Running Applications in Production Workshop
The most important feature of any system is its reliability. Using Site Reliability Engineering (SRE) concepts and the principles of DevOps, teams can learn how to define objectives that describe and measure expectations of both value and reliability. In this workshop, you'll work through understanding how Service Level Objectives (SLO) and Error Budgets can be utilized to manage risk, reduce tension and enable organizations to move faster in a data-driven, user-focused manner.
The first part of the workshop is based on SRE/DevOps concepts and theoretical exercises. The workshop then shifts to focus entirely on building demonstrable value within the team's organization.

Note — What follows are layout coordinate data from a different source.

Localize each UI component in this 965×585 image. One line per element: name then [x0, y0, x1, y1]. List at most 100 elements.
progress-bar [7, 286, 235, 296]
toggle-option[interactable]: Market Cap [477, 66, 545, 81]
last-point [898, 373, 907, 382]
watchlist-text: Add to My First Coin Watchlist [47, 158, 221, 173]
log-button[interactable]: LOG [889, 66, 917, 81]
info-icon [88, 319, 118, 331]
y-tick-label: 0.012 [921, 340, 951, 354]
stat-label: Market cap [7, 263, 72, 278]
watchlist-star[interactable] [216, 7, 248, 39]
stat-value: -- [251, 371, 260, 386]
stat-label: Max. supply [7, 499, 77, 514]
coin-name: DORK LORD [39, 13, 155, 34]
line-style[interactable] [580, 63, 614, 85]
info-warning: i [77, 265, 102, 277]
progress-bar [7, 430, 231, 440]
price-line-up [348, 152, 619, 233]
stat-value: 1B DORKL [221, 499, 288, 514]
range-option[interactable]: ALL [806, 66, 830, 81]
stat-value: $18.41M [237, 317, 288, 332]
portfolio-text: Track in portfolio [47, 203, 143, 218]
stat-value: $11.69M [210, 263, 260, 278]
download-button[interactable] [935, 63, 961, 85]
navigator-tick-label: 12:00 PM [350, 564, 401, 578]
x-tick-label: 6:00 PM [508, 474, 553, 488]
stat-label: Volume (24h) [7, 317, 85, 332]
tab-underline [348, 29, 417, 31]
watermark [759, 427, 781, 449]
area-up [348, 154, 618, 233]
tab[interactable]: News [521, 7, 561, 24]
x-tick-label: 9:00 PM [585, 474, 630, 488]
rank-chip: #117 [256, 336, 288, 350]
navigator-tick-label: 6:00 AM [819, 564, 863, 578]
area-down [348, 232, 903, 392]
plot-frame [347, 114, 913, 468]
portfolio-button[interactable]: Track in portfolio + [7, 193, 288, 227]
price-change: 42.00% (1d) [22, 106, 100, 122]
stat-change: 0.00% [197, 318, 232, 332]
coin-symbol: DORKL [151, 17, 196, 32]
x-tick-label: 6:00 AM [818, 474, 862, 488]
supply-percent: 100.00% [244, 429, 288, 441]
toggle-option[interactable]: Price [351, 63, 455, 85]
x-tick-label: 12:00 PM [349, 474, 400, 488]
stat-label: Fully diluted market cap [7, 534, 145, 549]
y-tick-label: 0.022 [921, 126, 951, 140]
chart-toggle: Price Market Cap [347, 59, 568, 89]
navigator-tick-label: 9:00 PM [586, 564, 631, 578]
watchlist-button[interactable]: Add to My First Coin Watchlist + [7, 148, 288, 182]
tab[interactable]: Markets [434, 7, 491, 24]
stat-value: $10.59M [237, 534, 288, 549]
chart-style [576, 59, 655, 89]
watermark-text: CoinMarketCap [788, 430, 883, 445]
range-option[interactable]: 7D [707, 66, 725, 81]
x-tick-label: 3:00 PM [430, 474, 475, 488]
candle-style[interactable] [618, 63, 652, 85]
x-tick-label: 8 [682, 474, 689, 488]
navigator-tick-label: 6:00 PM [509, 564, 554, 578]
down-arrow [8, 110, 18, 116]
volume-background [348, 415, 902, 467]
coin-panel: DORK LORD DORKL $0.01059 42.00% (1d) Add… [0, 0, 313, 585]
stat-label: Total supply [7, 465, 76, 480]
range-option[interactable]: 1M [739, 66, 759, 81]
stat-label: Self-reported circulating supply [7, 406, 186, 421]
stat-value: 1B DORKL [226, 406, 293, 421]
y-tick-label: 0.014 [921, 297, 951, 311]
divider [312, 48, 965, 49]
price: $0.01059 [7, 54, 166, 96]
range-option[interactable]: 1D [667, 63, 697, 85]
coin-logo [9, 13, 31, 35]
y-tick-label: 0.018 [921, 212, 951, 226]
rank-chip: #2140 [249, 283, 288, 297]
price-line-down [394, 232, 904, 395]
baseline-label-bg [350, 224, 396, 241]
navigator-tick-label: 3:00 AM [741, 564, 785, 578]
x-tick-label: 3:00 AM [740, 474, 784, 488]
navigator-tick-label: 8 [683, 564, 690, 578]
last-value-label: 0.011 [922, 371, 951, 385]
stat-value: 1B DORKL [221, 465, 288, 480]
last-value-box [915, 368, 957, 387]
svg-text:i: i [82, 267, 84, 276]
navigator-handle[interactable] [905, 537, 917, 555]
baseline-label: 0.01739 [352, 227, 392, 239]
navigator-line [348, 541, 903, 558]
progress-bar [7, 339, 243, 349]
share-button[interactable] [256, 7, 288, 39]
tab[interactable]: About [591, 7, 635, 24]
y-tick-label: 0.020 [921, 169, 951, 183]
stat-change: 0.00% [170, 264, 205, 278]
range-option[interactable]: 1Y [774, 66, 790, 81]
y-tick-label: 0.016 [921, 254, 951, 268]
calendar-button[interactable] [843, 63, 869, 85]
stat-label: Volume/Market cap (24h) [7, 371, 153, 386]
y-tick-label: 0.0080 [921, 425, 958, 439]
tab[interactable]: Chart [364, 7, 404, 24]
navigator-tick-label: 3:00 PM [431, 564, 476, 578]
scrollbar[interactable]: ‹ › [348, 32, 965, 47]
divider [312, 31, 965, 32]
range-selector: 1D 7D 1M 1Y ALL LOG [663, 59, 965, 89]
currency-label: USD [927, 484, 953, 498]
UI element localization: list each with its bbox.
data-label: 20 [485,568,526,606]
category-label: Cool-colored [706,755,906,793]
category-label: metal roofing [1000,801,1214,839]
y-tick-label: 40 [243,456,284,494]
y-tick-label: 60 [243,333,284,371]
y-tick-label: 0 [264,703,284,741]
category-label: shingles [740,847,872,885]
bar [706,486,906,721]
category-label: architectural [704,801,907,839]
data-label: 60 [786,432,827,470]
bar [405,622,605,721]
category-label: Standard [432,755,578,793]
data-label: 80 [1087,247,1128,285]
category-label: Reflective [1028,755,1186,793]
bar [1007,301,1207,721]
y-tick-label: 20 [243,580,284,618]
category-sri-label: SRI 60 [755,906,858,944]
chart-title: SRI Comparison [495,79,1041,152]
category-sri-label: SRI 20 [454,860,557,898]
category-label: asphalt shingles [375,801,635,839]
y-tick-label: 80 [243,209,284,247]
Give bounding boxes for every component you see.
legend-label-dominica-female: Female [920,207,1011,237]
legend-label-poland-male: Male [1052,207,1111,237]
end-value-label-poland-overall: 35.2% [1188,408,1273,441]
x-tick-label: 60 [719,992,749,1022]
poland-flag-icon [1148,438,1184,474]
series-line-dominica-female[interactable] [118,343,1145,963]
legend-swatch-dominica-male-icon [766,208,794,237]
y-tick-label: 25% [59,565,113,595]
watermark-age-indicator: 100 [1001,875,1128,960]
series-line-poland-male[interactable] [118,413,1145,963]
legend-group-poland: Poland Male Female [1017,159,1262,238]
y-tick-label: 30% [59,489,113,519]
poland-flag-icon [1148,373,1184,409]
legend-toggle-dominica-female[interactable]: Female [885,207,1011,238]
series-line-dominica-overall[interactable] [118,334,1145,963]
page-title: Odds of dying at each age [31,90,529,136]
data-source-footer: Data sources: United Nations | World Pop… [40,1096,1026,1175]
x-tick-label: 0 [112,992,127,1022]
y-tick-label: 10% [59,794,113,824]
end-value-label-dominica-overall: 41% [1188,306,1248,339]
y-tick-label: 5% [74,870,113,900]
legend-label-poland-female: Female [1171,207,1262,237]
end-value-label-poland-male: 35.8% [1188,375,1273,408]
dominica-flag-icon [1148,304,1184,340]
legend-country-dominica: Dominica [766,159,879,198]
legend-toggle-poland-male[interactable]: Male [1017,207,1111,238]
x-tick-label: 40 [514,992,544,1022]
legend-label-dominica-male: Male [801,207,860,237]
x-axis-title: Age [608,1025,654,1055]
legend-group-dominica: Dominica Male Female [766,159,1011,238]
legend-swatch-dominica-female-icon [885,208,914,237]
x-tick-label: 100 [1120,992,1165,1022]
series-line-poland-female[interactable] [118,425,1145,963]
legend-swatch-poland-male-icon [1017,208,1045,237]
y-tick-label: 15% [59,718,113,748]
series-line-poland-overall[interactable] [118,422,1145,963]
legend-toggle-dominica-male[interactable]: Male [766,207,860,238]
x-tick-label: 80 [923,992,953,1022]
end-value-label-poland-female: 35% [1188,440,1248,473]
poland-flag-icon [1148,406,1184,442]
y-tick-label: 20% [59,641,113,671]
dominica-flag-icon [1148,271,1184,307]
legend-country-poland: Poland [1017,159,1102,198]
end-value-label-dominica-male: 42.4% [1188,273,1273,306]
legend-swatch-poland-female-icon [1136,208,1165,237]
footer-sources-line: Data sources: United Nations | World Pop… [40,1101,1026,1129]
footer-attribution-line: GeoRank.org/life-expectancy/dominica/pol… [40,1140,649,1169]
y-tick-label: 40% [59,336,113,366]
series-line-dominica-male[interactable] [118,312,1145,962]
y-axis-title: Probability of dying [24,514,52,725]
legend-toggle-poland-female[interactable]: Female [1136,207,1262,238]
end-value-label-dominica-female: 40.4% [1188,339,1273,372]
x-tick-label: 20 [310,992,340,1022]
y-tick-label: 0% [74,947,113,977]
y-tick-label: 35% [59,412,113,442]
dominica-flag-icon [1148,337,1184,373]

Studies show that 40 to 90 percent of the total cost of software is incurred after launch. This workshop explores the foundations critical to running software in production:
- Identify what "reliable" looks like
- Exploring objectives that define user value and expectation
- Review metrics that validate how the objectives are met
- Manage risk to enable product teams to move faster
- Understand how to measure user expectations
- How does this apply to DevOps
- Why your services need SLOs
- Spending your error budget
- Choosing a good SLI
- Developing SLOs and SLIs
- Blameless Post-Mortem
- Define SLO targets based on user journeys
- Identify and break down a valuable user journey in your system
- Define an SLO for this service based on current expectations
- Define SLIs to measure this SLO
- If possible, put this measurement into production
- Influencing data driven conversations within your organization
Who should attend?
This is a technical workshop and is designed for development/operations engineers and their immediate management. However, the best outcomes will result when technical product people and business leaders participate as well. SLO targets and Error Budgets need to be set with users in mind and the consequences for exceeding an Error Budget needs to have executive backing.